Yeah Yeah Festival

 

„Anfangen im Kleinen, Ausharren in Schwierigkeiten, Streben zum Großen." Die Musikindustrie ist ein gigantisches Haifischbecken das viele kreative Ideen und die naiven Menschen dahinter zerfleischt und unverdaut wieder ausspuckt. Dabei ist es weniger ein Mangel an Erfahrung als vielmehr Größenwahn der die meisten Festivals zum Marketing-Objekt verkommen lässt. Die Illusion des „next big (Festival) thing" erdrückt die Kreativität und nimmt der Eigendynamik den Wind aus den Segeln.

 

Gefahren denen die Macher des Yeah Yeah Festival eher gelassen entgegensehen.

 

Zum viel zu kurzfristig geplanten, etwas chaotischen aber inzwischen sehr legendären „ersten Mal" im Dezember 2006 strömten insgesamt knapp 700 feierwütige Seelen.
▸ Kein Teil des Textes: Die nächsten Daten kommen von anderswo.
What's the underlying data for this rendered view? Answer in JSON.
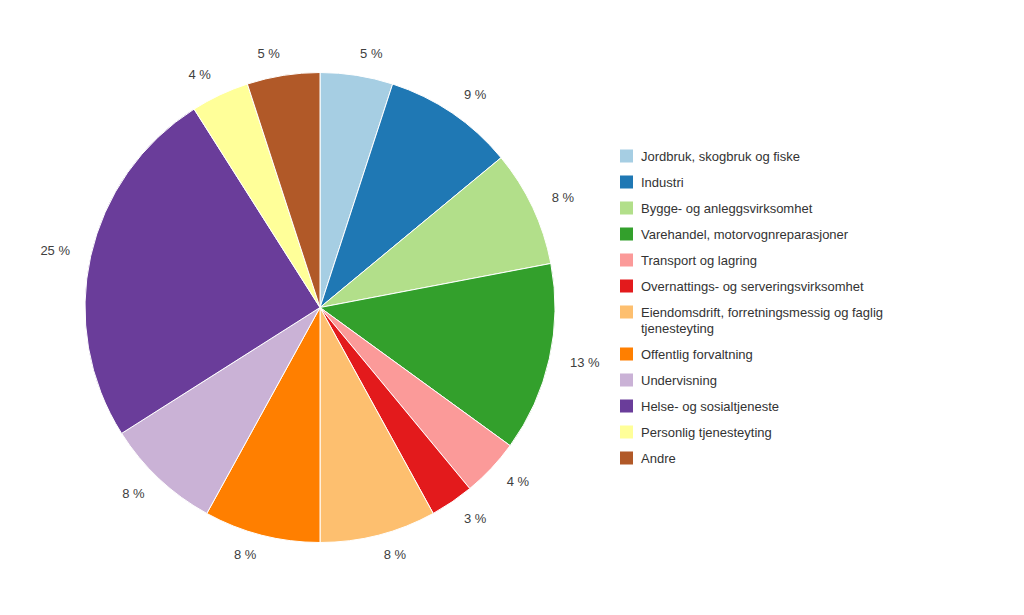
{
  "chart_data": {
    "type": "pie",
    "categories": [
      "Jordbruk, skogbruk og fiske",
      "Industri",
      "Bygge- og anleggsvirksomhet",
      "Varehandel, motorvognreparasjoner",
      "Transport og lagring",
      "Overnattings- og serveringsvirksomhet",
      "Eiendomsdrift, forretningsmessig og faglig\ntjenesteyting",
      "Offentlig forvaltning",
      "Undervisning",
      "Helse- og sosialtjeneste",
      "Personlig tjenesteyting",
      "Andre"
    ],
    "values": [
      5,
      9,
      8,
      13,
      4,
      3,
      8,
      8,
      8,
      25,
      4,
      5
    ],
    "value_labels": [
      "5 %",
      "9 %",
      "8 %",
      "13 %",
      "4 %",
      "3 %",
      "8 %",
      "8 %",
      "8 %",
      "25 %",
      "4 %",
      "5 %"
    ],
    "data_labels": true,
    "legend": "right"
  }
}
Das Yeah Yeah Festival öffnete seine Pforten ganz unspektakulär - zur Plattenparty. Zerbrochenes Glas, zerstörte Elektronik, verkotzte Klos! Viele fanden das, was sie seit langem suchten, andere kamen zum Heimaturlaub auf höchstem Niveau. So ziemlich alle fanden: das berühmte Provinzventil.

 

Drei weitere, erstaunlich gut besuchte Veranstaltungen gleicher Art folgten, ehe im Dezember 2009 zum ersten Mal mit Musikkapellen experimentiert wurde. Mit den Trashmonkeys aus Bremen und The Blue Van aus Kopenhagen an der Lineup-Spitze, bewiesen die Veranstalter schon beim ersten Anlauf besten Geschmack und großes Geschick am Verhandlungstisch. Nicht mehr, nicht weniger!

 

Würde man dem Yeah Yeah Festival ein Motto unterstellen, so käme wohl am ehesten das altehrwürdige „it's only rock ‘n‘ roll" in Betracht. Es geht schließlich um die Musik. Und ob die neueste Musikplattform das Ganze per Livestream ins Netz stellt? Wen interessiert's? Ganz unprätentiös gibt es nur ein erklärtes Ziel. Ein Mal im Jahr sollen die Korken knallen. Aber nicht um jeden Preis.

 

Denn neben dem Streben nach Profit gibt es viele sinnvollere Dinge für die es sich einzusetzen lohnt, seine Stimme zu erheben und ein klares Zeichen zu setzen - und das völlig kostenlos.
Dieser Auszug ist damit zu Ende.